On Jan 28, 2009, at 6:41 PM, Suresh Ramasubramanian wrote:
On Thu, Jan 29, 2009 at 8:03 AM, Mark Delany <markd(_at_)yahoo-inc(_dot_)com>
wrote:
Colo(u)r me dumb/confused/take-your-pick, but is i= effectively the
moral equivalent of IDENT (RFC1413)?
Not that I saw people trying to build a reputation model around
IDENT (thank god?), but yeah .. interesting idea.
Building a reputation model around DKIM creates concerns related to
replay abuse. DKIM's signature time constraint will not mitigate the
replay concern either. When there are problematic accounts, a
reputation service could add a secondary query to mitigate problematic
and non-rate-limited accounts of the larger domains within minutes of
detection. When the number of problematic accounts becomes too large,
rejecting at the initial query may become necessary.
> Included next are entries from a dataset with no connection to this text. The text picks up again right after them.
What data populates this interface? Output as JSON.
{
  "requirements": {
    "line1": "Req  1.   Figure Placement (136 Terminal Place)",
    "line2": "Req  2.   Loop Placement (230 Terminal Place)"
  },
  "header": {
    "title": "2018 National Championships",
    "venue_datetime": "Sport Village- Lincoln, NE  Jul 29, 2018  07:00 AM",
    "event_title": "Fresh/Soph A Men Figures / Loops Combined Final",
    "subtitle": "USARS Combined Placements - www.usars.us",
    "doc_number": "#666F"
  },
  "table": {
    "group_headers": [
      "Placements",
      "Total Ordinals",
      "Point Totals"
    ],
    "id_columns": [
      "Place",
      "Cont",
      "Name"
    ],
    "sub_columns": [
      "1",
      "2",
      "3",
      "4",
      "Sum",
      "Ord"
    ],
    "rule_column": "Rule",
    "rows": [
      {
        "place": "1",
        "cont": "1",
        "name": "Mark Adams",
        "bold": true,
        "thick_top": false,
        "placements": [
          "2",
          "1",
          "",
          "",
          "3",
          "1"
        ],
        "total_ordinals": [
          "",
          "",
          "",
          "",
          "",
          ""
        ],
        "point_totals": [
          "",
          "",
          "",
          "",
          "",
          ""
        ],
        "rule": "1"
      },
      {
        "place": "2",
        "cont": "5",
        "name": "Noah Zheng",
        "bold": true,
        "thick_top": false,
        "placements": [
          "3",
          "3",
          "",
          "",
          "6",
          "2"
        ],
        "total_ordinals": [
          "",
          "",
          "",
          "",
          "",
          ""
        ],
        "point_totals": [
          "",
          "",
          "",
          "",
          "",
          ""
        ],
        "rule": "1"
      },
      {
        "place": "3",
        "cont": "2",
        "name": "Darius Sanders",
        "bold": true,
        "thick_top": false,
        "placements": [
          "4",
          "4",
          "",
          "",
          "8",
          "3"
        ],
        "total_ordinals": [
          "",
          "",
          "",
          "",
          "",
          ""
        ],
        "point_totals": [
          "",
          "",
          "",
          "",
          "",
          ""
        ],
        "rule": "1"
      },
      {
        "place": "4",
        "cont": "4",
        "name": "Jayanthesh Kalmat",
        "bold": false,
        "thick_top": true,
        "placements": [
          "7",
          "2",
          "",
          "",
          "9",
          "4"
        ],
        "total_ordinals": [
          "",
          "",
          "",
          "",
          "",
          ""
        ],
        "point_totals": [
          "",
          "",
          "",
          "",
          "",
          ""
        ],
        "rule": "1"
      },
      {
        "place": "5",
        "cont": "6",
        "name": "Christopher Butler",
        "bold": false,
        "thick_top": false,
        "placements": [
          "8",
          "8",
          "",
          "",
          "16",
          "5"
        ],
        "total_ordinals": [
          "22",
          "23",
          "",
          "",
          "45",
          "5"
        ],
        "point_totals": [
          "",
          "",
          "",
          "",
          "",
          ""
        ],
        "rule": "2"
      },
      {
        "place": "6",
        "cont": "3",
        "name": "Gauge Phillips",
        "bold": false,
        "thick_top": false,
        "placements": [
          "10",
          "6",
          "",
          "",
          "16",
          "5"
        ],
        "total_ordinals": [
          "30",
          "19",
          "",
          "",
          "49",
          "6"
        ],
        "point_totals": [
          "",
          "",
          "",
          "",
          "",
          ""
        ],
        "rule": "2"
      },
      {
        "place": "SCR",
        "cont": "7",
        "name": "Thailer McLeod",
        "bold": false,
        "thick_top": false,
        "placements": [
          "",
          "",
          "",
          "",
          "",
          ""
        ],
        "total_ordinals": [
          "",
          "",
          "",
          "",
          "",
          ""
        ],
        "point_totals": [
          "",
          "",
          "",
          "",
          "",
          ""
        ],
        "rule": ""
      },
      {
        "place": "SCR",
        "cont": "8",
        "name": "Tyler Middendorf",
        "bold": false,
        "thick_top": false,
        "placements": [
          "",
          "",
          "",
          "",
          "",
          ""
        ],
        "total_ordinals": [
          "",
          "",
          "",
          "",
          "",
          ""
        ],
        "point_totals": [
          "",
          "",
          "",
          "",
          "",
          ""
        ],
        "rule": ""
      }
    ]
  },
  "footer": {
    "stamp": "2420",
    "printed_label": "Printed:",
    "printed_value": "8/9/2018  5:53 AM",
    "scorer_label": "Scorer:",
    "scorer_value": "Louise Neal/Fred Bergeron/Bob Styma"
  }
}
Today, malware, that morphs within 7 hours, is distributed through
exponentially growing botnets where new threats are generated every
few seconds. A signature distribution scheme is unable pace with this
problem. For malware, this is especially true since reversible
signatures can intentionally collide with essential files. Even so,
it would be ill considered to expect a mitigation effort based upon
the DKIM signature can endure the torrent of signatures already being
generated by the spam emitted from these large domains. The numbers
would be daunting to support for just one large domain, without
considering the thousands of such domains.
When a signing domain accurately, even opaquely, indicates the on-
behalf-of entity within the DKIM signature, this dramatically reduces
the size of the problem. Such a reputation model will be expensive,
so it better have a chance to scale to the problem at hand.